Research Software Engineer

Publications

Sneha Hanumanthaiah, Peipei Wu, Alex Mackin, Andrew Collins, Tarek Elsaleh, Xiatian Zhu (2025)Optimizing Deep Learning for Edge Deployment via Weight Statistics Aware Network Pruning, In: 2025 IEEE Conference on Standards for Communications and Networking (CSCN 2025)pp. 1-7 Institute of Electrical and Electronics Engineers (IEEE)
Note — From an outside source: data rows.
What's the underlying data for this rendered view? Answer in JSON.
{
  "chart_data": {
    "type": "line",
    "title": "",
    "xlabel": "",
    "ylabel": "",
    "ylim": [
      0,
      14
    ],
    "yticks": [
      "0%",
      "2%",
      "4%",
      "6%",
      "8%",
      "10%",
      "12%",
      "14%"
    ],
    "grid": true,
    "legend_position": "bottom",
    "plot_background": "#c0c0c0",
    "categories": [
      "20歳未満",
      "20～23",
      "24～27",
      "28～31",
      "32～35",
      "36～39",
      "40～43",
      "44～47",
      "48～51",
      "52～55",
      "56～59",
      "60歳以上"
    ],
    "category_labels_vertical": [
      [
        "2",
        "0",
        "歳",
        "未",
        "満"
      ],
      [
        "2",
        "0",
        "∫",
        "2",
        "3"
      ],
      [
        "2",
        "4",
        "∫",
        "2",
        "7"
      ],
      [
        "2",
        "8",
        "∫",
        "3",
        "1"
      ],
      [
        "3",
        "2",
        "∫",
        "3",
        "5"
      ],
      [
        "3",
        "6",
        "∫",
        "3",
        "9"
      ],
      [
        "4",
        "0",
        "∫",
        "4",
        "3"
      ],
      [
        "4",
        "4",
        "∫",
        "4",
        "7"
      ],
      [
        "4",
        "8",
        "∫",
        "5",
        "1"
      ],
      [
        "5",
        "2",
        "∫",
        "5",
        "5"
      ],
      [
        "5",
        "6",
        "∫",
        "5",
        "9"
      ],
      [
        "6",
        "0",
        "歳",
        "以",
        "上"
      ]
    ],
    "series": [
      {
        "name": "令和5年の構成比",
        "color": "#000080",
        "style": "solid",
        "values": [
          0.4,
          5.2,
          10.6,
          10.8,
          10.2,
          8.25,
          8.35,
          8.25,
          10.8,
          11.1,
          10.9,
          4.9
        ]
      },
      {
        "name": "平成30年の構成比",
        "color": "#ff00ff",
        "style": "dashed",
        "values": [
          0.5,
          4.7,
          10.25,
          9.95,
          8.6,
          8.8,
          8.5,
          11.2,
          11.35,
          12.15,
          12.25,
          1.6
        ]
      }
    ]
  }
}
Deep learning models have achieved state-of-the-art performance across numerous domains, but their increasing size and computational complexity pose significant challenges for deployment in resource-constrained environments. Model pruning is a key technique to address this issue by reducing the number of model parameters. However, existing methods often present a trade-off between compression rate, computational speed-up, and performance preservation. This paper introduces a novel hybrid pruning methodology that strategically combines Weight Statistics Aware Pruning (WSAP)-based unstructured pruning with hardware-friendly structured channel pruning. Our approach first determines WSAP-driven pruning ratios using a heuristic based on the weights' Coefficient of Variation (CoV), allowing for more aggressive pruning of less critical layers. It then applies both fine-grained and channel-based pruning to maximize model compression while preserving accuracy. We demonstrate the effectiveness and generality of our method on two diverse tasks: Video Quality Assessment (VQA) with the DOVER-Mobile model and Time-Series Forecasting with the CrossFormer model. Our results show that the proposed hybrid method achieves a superior balance of efficiency and performance, reducing model parameters by up to 80% and FLOPs by over 50% while maintaining the accuracy of the original models. These improvements make our method well-suited for trustworthy and efficient deployment of deep learning models in shared and constrained environments.